President Joe Biden answers questions from reporters at a post-election press conference on the White House on November ninth, 2022.
Nathan Posner | Anadolu Agency | Getty Images
A federal judge in Texas on Thursday ruled that President Joe Biden’s plan to cancel lots of of billions of dollars in student loan debt was illegal and should be vacated, delivering a victory to conservative opponents of this system.
U.S. District Judge Mark Pittman, an appointee of former Republican President Donald Trump in Fort Price, ruled in a lawsuit backed by the Job Creators Network Foundation on behalf of two borrowers.
The debt relief plan had already been temporarily blocked by the St. Louis-based eighth U.S. Circuit Court of Appeals while it considers a request by six Republican-led states to enjoin it while they appealed the dismissal of their very own lawsuit.
Biden’s plan has been the topic of several lawsuits by conservative state attorneys general and legal groups, though plaintiffs before Thursday had struggled to persuade courts they were harmed by it in such a way that they’ve standing to sue.

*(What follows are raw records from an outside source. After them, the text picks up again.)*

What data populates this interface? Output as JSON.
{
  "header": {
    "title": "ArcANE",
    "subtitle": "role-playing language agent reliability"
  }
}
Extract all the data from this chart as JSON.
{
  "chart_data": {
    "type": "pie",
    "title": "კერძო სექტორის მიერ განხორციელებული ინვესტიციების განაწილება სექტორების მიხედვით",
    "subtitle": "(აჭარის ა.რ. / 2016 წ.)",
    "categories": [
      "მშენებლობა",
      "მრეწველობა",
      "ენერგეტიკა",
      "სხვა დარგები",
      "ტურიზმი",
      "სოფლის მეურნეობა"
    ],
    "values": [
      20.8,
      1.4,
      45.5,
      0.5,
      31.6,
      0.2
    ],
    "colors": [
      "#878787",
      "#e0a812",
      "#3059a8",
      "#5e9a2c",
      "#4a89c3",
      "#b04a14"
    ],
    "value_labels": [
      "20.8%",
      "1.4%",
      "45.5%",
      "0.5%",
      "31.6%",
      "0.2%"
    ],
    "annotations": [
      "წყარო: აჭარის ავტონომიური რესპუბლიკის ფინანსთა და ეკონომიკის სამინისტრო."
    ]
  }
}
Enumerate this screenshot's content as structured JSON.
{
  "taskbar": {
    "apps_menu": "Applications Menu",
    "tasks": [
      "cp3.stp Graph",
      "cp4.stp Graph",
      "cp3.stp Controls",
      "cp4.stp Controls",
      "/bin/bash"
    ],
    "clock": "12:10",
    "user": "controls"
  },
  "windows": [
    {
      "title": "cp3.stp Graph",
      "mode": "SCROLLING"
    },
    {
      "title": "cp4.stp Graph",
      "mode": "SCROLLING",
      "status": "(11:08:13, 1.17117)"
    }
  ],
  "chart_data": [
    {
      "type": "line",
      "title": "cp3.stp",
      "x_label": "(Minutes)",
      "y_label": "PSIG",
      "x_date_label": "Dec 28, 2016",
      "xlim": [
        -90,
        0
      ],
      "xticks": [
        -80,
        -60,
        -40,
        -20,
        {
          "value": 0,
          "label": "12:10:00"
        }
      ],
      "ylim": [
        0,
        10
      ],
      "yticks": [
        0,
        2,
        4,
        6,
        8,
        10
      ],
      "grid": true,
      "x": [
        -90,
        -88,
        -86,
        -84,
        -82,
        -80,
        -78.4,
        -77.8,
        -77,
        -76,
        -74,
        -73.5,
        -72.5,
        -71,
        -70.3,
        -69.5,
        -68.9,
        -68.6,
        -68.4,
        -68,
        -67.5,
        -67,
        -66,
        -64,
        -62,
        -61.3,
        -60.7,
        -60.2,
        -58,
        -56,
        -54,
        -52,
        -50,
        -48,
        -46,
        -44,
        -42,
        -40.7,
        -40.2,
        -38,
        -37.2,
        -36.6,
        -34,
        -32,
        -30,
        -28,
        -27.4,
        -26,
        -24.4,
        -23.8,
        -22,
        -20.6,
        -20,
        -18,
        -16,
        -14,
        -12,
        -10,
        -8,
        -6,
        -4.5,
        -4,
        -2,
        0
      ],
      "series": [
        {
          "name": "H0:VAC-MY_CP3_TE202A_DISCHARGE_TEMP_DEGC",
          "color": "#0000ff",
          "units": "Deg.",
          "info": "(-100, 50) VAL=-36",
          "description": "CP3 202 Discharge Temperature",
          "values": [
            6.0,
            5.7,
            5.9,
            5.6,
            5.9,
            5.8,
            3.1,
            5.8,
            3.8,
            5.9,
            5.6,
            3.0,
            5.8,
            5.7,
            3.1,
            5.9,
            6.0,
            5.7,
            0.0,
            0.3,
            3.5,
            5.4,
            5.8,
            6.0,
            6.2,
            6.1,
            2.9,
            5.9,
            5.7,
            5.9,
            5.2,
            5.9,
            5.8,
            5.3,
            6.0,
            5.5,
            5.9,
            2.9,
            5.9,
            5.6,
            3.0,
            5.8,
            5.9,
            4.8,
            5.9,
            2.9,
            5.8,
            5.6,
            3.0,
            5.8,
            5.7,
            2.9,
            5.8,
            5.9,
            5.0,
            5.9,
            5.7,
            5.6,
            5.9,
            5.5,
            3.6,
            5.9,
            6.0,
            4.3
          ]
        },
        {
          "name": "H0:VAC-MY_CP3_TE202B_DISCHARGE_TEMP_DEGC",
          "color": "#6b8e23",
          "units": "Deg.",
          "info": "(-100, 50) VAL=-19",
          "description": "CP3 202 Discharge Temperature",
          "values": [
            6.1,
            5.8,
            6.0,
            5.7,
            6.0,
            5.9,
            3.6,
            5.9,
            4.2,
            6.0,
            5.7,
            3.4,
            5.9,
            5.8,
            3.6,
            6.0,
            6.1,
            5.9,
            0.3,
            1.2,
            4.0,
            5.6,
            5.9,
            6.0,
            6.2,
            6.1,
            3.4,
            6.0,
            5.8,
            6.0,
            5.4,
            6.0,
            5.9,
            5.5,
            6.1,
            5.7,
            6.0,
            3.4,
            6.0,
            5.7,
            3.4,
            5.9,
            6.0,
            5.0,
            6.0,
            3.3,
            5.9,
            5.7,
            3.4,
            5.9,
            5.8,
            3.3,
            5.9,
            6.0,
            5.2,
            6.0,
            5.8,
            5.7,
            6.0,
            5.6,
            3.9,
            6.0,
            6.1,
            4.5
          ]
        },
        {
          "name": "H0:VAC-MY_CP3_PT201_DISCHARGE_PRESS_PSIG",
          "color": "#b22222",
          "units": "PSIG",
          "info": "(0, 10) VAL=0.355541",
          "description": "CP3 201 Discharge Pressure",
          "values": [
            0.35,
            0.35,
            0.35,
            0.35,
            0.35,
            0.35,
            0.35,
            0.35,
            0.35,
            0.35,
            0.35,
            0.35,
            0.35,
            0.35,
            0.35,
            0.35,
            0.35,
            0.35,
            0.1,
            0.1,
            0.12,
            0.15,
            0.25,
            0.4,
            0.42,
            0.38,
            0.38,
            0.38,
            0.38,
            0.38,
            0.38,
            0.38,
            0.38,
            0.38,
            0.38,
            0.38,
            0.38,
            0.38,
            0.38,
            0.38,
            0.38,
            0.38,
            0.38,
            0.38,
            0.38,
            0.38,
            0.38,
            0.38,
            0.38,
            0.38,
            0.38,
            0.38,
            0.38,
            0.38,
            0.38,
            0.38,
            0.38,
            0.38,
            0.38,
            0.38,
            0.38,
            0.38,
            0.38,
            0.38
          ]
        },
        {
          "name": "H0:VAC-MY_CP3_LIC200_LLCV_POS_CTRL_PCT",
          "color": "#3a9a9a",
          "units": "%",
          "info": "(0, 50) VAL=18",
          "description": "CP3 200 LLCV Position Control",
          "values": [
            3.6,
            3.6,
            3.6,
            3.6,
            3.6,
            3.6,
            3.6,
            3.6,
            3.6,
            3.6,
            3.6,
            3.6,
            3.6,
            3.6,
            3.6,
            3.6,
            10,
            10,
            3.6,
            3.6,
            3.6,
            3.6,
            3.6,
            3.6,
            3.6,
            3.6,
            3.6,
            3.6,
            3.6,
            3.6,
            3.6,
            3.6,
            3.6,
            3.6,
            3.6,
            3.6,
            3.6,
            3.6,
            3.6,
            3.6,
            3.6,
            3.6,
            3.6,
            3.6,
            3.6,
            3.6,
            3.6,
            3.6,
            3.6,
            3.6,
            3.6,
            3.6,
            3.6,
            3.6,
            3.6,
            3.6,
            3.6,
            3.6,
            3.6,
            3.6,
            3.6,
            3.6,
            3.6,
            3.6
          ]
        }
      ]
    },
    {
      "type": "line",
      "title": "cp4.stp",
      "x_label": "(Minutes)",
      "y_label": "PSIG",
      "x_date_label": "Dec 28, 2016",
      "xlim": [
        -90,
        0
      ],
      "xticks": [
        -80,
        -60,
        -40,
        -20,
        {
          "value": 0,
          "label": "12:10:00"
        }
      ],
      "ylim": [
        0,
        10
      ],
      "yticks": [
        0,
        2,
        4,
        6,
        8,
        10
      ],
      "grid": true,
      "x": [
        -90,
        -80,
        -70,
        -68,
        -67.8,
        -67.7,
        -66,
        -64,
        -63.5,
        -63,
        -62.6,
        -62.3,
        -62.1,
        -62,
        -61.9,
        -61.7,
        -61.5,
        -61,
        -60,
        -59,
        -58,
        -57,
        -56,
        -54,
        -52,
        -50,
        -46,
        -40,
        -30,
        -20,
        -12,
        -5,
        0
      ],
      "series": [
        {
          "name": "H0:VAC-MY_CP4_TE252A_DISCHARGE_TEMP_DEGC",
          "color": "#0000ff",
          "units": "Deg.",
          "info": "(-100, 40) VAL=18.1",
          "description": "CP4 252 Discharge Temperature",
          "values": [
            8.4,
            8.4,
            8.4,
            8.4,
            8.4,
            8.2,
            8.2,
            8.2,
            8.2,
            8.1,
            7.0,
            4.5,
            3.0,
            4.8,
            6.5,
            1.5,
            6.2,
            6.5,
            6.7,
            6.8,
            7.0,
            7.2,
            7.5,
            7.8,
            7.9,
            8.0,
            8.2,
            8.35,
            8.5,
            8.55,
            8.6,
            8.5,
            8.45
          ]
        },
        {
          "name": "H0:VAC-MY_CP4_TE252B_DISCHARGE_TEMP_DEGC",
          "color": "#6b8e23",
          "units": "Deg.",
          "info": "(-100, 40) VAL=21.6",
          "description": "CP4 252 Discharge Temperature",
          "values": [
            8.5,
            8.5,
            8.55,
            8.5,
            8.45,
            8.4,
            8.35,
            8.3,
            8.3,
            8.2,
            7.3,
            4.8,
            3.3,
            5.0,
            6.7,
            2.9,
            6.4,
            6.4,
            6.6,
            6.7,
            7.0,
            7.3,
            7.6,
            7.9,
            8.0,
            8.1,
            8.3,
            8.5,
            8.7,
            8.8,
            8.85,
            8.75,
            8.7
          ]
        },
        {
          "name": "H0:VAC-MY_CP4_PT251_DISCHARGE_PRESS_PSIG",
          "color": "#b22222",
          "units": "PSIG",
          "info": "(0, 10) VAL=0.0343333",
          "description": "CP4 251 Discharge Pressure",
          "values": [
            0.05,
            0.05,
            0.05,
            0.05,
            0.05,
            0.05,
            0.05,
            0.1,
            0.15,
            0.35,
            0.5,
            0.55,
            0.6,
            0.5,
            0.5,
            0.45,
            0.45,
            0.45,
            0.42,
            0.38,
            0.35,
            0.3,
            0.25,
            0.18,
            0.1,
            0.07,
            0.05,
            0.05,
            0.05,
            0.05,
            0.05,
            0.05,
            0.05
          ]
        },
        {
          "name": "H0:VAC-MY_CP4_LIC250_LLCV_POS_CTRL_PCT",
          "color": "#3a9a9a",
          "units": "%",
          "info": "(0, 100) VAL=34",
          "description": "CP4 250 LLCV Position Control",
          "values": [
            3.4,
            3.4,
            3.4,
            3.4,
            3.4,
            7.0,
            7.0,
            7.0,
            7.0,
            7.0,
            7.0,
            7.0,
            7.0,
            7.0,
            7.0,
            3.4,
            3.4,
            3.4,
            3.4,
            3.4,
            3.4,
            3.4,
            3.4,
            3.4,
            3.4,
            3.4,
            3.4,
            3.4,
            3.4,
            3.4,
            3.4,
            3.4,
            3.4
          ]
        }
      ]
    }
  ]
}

Pittman in a 26-page ruling wrote that the HEROES Act – a law that gives loan assistance to military personnel and that was relied upon by the Biden administration to enact the relief plan – didn’t authorize the $400 billion student loan forgiveness program.
“The Program is thus an unconstitutional exercise of Congress’s legislative power and should be vacated,” Pittman wrote.
The White House and representatives for the plaintiffs didn’t respond immediately to requests for comment.
The non-partisan Congressional Budget Office in September calculated the debt forgiveness would eliminate about $430 billion of the $1.6 trillion in outstanding student debt and that over 40 million people were eligible to profit.
The plan, announced in August, calls for forgiving as much as $10,000 in student loan debt for borrowers making lower than $125,000 per yr, or $250,000 for married couples. Borrowers who received Pell Grants to profit lower-income college students may have as much as $20,000 of their debt canceled.